A repetição continuada de cenas que chocam e seduzem pelo excesso, nada mais é do que a estratégia do fetiche dos “espetáculos pornográficos” e que geralmente são reservadas somente a pornografia e ao sexo, fato que segundo Kellner, gera um novo gênero de pornografia. A mesma pornografia assexuada que foi, e ainda pode ser encontrada na repetição continuada das cenas dos aviões explodindo as duas torres do World Trade Center em Nova York, em 11 de setembro de 2011; cena que se estiver sendo exibida, certamente ainda seduzirá quem estiver passando em frente à TV. E mesmo que Kellner tenha registrado os eventos do 11 de setembro representando o “espetáculo do terror,” podemos ver as inúmeras repetições daquelas cenas de maneira descontrolada, também enquanto um exercício masturbatório que atendia um determinado desejo não sexual—que mais tarde atendeu ao desejo de vingança que desencadeou uma guerra.

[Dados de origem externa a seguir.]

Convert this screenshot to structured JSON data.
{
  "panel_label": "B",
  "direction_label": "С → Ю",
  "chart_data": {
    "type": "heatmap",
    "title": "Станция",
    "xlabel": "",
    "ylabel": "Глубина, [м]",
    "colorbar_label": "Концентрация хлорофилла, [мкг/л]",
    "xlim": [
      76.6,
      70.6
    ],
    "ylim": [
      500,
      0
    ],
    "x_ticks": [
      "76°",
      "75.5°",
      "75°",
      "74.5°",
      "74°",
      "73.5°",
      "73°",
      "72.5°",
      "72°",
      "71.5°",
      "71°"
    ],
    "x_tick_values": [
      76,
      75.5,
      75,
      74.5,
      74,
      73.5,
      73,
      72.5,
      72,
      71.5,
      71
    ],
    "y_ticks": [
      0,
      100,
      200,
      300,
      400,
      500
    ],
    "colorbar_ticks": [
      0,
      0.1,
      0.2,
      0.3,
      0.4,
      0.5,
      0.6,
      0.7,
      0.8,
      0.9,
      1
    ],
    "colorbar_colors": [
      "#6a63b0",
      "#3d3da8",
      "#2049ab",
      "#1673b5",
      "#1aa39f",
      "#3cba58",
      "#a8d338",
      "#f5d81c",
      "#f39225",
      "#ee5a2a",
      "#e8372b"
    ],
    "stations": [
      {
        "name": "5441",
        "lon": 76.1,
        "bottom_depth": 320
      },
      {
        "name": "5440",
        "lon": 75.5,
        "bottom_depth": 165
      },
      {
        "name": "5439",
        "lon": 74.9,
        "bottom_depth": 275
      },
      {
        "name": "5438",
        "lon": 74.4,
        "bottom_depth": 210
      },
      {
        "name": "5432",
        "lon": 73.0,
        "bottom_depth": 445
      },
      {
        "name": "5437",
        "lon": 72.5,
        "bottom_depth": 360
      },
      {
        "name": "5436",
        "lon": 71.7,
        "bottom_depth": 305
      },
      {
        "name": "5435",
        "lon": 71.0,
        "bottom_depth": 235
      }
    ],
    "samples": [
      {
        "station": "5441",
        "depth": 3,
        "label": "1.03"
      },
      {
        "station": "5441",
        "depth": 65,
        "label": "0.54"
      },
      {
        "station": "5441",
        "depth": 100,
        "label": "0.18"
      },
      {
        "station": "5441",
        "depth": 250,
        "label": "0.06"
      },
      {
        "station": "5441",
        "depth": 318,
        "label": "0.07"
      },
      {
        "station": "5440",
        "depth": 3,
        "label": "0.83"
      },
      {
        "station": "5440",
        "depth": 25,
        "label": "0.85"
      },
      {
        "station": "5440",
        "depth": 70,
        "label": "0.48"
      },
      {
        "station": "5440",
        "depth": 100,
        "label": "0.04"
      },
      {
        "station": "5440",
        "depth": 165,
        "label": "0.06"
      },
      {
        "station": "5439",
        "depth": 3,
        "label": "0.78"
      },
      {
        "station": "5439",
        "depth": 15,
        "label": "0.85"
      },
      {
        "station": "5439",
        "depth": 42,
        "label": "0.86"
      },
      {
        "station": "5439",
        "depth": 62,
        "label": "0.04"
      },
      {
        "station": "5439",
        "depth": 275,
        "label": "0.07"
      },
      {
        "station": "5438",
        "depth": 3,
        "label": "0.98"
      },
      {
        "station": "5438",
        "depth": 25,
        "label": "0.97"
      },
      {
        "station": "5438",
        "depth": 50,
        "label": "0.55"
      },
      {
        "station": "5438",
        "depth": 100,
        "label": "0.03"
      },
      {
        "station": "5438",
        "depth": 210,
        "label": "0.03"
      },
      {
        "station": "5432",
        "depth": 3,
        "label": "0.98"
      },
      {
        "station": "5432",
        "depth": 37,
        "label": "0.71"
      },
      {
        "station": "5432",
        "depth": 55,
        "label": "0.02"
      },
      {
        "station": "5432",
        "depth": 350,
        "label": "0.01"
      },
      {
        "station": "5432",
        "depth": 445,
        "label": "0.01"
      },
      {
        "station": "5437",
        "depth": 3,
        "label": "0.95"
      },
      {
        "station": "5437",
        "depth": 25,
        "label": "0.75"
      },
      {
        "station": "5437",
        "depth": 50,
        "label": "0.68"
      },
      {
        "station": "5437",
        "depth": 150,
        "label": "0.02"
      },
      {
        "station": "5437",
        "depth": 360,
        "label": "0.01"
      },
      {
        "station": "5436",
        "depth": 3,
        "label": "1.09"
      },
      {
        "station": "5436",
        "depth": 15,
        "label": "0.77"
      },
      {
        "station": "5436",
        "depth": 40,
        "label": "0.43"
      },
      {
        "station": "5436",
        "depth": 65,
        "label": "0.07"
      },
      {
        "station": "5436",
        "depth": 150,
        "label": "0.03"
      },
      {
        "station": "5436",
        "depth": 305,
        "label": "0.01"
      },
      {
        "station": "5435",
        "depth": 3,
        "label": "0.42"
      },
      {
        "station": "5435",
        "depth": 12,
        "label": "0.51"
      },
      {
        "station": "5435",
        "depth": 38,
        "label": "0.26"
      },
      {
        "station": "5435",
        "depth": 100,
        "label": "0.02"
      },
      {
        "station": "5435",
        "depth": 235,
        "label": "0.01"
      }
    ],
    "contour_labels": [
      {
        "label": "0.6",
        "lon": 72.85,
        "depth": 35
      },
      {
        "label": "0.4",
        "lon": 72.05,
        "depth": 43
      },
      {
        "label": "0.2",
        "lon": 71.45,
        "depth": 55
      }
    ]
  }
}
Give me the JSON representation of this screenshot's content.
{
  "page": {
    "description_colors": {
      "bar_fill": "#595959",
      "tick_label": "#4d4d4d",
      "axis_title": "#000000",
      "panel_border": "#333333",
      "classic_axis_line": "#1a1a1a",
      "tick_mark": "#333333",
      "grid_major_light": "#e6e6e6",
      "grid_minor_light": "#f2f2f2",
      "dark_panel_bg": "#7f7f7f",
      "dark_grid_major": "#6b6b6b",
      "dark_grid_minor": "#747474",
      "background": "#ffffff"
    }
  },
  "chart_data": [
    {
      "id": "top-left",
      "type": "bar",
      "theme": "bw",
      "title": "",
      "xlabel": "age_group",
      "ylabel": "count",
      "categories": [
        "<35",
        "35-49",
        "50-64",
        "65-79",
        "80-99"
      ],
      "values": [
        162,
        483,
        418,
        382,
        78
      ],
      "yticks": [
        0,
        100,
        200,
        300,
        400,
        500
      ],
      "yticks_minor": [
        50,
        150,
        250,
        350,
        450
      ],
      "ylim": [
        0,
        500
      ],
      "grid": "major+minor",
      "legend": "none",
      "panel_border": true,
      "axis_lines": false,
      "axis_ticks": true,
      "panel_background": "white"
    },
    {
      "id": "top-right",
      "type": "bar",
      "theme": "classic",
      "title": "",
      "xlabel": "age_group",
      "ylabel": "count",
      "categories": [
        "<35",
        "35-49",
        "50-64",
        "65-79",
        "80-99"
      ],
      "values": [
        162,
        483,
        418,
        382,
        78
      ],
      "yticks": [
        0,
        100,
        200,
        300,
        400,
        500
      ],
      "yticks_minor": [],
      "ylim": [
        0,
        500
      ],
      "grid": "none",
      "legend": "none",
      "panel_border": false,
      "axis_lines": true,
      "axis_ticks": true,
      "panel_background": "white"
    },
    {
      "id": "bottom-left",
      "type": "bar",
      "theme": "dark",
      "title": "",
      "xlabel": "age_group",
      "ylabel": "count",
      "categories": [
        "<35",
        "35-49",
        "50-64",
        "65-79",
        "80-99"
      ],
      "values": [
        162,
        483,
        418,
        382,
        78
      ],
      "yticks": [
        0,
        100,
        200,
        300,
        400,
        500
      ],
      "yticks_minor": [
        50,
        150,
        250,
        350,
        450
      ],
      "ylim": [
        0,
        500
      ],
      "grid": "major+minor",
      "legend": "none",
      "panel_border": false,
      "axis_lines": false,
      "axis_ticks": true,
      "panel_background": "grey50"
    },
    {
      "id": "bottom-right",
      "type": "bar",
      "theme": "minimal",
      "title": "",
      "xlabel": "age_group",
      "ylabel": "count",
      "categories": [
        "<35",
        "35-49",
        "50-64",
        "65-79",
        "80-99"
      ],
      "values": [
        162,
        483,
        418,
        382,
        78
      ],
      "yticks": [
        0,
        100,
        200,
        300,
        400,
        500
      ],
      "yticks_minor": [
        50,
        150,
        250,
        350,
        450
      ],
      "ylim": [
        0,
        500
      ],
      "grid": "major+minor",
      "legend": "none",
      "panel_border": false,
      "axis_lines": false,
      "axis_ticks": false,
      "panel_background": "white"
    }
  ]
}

Além da ausência de uma certa norma moral em busca de audiência, a única outra explicação para o fato da mídia jornalística mostrar a cena de uma mulher sendo arrastada pelo asfalto, e repetindo-a inúmeras vezes, é que este tipo de repetição pode ter se tornado objeto de prazer que leva os profissionais propagadores deste tipo jornalismo a atingirem seus vários orgasmos múltiplos. O complicado é a força colocada na disseminação deste tipo de prazer ao resto da população, onde grande parte desta não consegue resistir a tentação.

Esquecem-se que além de vítima de bala perdida e moradora da comunidade, a vitima era uma mãe, ela era uma tia, ela era uma esposa. Ela era uma trabalhadora de cidadania brasileira. E já que a polícia do estado não foi capaz de tratá-la com o respeito merecido aos seus—já humilhados em demasia—cidadãos, que a imprensa dê isso aos seus filhos, poupando-lhes do constrangimento de verem sua mãe sendo torturada pelo estado várias e várias vezes.

Não havendo no Brasil uma forte tradição de reportagem investigativa, substitui-se o Amarildo pelo repórter da Band, e o repórter da Band (personagem principal do “Espetáculo do Terrorismo”) foi esquecido em favor da próxima vítima. As atualizações sobre vítimas passadas são raras, mas quando retornam, ainda possuem o mesmo poder de seduzir nossa atenção, geralmente nos atualizando sobre o nada que foi feito. Isto quer dizer que por enquanto teremos que aguentar o gozo sadístico, do jornalismo e do expectador, sobre uma nova vítima de uma horrível e simplesmente inaceitável tragédia.

No espetáculo da violência somos todos agentes, somos vítimas e expectadores, e por sermos consumidores permitimos sua continuidade.